Лавалье опускает голову и ничего не отвечает. Неужели он продолжает спать? Командиры Орнос и Окампо переглядываются. Наконец Лавалье говорит:

– Наш долг – защищать наших друзей в этих провинциях. И если наши друзья отступают в Боливию, мы должны сделать это последними, должны прикрыть их с тыла. Мы должны последними покинуть территорию нашей родины.

Командиры Орнос и Окампо снова переглядываются, у обоих одна мысль: «Он сумасшедший». Какими силами он может прикрывать отступление ? Как ?

Лавалье, не сводя глаз с горизонта, ничего не слушая, повторяет:

– Последними.

Командиры Орнос и Окампо думают: «Он одержим гордыней, проклятой гордыней, и, быть может, неприязнью к Пасу». И они говорят:

– Очень сожалеем, мой генерал. Наши эскадроны присоединятся к силам генерала Паса.

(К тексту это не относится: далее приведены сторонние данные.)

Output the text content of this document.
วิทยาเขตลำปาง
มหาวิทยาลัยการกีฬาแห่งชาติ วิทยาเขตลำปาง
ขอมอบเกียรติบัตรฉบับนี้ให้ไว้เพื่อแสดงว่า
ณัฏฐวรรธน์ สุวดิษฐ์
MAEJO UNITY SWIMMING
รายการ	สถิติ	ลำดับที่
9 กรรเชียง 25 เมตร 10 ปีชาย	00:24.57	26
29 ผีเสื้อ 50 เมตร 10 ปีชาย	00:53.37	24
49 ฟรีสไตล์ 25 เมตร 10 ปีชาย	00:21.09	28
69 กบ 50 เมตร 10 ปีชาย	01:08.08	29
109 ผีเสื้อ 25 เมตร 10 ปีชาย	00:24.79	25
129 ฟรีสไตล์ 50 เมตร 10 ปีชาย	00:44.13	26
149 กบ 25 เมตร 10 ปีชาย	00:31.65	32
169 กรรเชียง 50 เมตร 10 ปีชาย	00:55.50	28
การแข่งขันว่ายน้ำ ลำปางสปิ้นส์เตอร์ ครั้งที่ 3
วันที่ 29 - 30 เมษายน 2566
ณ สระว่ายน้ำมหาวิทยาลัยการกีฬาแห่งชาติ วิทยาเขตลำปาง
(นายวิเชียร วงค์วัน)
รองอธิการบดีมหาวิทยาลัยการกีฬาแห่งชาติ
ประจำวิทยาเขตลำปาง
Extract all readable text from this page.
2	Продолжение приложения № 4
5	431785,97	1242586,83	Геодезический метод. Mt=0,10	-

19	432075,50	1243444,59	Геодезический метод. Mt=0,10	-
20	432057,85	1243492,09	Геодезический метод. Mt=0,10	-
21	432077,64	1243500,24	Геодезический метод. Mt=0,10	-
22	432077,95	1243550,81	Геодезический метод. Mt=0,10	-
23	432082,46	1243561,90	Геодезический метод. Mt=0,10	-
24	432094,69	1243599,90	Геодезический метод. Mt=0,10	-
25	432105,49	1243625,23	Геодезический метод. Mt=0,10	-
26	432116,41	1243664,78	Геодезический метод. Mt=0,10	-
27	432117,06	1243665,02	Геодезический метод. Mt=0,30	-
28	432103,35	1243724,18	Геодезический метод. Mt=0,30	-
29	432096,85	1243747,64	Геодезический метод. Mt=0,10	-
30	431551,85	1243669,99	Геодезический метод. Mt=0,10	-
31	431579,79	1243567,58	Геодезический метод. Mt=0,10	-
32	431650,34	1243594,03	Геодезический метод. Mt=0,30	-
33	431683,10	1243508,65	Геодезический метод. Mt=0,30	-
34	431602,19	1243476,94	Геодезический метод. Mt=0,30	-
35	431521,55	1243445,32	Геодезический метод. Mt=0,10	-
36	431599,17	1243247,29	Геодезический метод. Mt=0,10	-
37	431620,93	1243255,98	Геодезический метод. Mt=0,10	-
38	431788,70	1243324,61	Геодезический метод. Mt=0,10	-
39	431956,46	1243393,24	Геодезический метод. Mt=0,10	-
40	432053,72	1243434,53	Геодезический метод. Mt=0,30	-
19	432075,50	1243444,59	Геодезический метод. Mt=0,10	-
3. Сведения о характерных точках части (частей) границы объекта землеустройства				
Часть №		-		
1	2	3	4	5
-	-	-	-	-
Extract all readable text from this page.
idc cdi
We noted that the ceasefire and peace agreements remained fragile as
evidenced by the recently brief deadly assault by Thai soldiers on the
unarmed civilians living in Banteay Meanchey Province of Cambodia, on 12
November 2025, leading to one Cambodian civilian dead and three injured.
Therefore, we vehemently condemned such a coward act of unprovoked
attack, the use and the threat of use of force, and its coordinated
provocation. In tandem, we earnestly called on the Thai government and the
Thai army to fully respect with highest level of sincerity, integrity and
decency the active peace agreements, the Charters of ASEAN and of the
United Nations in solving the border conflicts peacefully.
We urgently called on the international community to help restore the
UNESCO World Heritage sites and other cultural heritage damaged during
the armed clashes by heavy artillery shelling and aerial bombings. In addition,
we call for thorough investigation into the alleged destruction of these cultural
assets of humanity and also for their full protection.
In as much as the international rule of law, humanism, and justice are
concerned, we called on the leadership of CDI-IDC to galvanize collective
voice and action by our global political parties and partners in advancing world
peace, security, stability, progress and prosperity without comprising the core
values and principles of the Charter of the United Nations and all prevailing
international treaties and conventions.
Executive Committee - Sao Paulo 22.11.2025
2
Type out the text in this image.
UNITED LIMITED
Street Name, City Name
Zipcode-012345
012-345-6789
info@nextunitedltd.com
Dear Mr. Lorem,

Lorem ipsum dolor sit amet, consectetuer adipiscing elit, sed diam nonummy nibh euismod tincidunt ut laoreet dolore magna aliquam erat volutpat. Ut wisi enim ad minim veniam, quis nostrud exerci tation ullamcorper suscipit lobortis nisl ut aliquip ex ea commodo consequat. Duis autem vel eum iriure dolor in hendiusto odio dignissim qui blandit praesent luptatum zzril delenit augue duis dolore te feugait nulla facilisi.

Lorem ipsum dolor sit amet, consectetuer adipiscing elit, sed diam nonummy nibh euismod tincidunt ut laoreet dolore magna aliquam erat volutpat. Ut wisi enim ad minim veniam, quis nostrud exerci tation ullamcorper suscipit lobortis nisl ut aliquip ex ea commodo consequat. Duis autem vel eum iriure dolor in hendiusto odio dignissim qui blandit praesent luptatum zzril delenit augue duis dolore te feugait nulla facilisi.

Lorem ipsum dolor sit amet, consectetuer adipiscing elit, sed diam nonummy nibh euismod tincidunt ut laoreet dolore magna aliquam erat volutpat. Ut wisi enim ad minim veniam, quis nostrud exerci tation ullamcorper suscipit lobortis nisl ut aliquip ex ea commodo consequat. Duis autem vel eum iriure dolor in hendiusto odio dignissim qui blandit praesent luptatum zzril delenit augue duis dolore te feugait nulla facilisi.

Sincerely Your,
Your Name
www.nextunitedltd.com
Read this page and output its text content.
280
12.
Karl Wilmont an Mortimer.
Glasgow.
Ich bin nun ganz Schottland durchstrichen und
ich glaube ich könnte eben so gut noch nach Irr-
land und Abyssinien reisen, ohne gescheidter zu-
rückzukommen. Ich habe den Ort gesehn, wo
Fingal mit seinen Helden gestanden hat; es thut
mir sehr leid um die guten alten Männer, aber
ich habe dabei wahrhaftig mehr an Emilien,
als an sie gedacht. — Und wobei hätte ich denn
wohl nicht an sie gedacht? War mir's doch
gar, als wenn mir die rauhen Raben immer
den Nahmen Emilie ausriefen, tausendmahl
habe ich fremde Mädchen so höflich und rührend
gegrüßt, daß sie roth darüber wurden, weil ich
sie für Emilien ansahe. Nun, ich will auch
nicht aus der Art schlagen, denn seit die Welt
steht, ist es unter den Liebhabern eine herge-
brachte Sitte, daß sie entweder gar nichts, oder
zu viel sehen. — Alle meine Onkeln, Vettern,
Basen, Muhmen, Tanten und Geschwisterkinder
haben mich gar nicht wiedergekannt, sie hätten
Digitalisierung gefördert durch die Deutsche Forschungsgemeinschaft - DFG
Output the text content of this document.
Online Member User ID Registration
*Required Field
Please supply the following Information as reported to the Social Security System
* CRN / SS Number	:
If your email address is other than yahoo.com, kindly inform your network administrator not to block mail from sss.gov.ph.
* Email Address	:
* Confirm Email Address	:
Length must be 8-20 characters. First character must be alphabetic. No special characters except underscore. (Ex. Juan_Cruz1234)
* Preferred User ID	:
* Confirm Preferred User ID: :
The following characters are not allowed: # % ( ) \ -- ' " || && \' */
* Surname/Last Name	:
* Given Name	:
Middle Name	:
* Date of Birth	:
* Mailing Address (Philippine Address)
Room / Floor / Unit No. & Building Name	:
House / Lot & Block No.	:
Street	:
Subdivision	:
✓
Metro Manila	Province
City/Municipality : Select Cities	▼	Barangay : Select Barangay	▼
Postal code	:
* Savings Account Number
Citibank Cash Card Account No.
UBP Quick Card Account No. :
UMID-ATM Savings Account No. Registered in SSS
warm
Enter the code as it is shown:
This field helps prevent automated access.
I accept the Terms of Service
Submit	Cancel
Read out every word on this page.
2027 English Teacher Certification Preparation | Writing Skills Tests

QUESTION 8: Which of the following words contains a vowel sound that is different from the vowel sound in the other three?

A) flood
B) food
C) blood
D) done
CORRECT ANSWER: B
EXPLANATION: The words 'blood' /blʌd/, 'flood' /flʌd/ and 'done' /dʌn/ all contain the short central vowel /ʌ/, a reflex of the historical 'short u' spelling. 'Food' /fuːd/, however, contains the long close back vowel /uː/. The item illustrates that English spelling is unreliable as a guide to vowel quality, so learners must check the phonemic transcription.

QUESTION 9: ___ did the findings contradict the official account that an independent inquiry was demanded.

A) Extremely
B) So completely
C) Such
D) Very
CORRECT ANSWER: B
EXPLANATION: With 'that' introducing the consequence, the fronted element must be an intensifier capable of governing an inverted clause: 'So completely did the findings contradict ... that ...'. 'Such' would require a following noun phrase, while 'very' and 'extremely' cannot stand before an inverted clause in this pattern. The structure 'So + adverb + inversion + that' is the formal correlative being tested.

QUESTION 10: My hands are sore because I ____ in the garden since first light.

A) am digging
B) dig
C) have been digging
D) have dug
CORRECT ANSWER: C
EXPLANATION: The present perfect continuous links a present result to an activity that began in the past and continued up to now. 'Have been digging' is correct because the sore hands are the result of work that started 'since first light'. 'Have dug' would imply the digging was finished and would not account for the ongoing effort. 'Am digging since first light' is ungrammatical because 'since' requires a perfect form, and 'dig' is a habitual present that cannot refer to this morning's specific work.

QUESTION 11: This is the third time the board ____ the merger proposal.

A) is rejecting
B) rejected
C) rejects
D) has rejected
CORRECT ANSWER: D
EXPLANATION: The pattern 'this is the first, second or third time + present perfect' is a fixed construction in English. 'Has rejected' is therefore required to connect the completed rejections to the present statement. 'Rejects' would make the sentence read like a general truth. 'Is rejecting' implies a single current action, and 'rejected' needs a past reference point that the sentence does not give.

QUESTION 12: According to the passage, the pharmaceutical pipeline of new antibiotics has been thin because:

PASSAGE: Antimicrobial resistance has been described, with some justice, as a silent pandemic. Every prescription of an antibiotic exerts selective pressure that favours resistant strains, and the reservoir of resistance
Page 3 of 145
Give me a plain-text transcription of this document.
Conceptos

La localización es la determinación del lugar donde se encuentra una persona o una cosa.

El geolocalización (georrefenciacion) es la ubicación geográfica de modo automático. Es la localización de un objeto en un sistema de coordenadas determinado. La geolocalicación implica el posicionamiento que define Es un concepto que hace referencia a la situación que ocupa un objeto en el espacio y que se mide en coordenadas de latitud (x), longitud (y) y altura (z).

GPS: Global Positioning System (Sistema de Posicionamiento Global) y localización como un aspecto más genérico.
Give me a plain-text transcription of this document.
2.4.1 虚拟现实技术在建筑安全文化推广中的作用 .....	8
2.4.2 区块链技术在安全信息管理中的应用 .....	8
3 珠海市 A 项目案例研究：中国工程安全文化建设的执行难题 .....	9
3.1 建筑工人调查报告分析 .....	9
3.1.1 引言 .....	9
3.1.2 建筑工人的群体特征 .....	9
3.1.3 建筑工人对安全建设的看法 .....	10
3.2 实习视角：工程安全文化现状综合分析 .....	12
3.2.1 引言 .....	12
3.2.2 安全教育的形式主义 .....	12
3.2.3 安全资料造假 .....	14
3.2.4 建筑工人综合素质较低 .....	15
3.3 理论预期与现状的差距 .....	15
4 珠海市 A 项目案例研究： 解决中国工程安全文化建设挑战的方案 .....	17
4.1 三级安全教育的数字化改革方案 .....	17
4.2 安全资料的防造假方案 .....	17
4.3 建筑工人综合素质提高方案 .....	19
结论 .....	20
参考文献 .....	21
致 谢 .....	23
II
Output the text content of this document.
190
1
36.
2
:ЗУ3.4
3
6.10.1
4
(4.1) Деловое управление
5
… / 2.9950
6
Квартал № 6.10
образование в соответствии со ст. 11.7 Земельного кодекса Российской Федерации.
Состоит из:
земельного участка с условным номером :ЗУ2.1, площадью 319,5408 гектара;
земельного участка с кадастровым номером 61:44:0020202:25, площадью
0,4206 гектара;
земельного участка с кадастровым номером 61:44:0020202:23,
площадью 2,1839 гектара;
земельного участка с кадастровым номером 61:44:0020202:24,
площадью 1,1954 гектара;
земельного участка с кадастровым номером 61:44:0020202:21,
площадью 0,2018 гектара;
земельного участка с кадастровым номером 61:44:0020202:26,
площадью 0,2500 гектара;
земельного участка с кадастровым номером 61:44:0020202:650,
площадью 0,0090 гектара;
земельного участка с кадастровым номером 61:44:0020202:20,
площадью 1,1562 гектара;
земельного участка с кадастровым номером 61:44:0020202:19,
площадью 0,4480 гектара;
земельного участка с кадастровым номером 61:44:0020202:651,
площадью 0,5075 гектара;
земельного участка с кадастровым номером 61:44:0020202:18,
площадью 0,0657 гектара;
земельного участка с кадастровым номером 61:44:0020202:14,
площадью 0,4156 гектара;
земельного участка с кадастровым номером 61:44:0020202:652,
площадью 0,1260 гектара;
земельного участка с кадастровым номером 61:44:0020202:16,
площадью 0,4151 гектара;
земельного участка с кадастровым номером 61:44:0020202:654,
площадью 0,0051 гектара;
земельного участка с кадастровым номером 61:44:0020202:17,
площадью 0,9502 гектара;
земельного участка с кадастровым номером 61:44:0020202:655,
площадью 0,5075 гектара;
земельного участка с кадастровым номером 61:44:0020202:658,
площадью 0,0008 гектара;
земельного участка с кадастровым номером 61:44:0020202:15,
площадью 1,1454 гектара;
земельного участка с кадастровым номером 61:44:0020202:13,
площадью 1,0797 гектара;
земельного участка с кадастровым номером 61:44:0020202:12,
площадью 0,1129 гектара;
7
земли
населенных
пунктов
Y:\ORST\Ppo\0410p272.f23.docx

Лавалье, взглянув на них, опускает голову. Морщины на его лице углубляются, годы борьбы не на жизнь, а на смерть обрушиваются на него. Когда он поднимает голову и снова глядит на них, это уже старик.

– Хорошо, команданте. Желаю вам удачи. Желаю генералу Пасу продолжать борьбу до конца, борьбу, для которой я, видимо, уже не гожусь.

Остатки отряда Орноса удаляются галопом под взглядами двухсот молчащих бойцов, не покидающих своего генерала. Сердца их сжимаются, у всех одна мысль: «Теперь все пропало». Остается лишь ждать смерти рядом со своим командиром. И когда Лавалье говорит: «Мы будем сопротивляться, вы увидите, мы поведем партизанскую войну в сьерре», они, потупившись, молчат. «А пока вперед, в Жужуй». И эти люди, знающие, что идти в Жужуй безумие, знающие, что единственный способ сохранить хотя бы жизнь – это пробираться в Боливию по неведомым тропам, рассеяться, бежать, отвечают: «Слушаюсь, мои генерал». Ибо кто решится отнять последние грезы у генерала-дитяти ?

И они идут туда. Даже двухсот человек не наберется. Они движутся по большой дороге к городу Жужую. По большой дороге!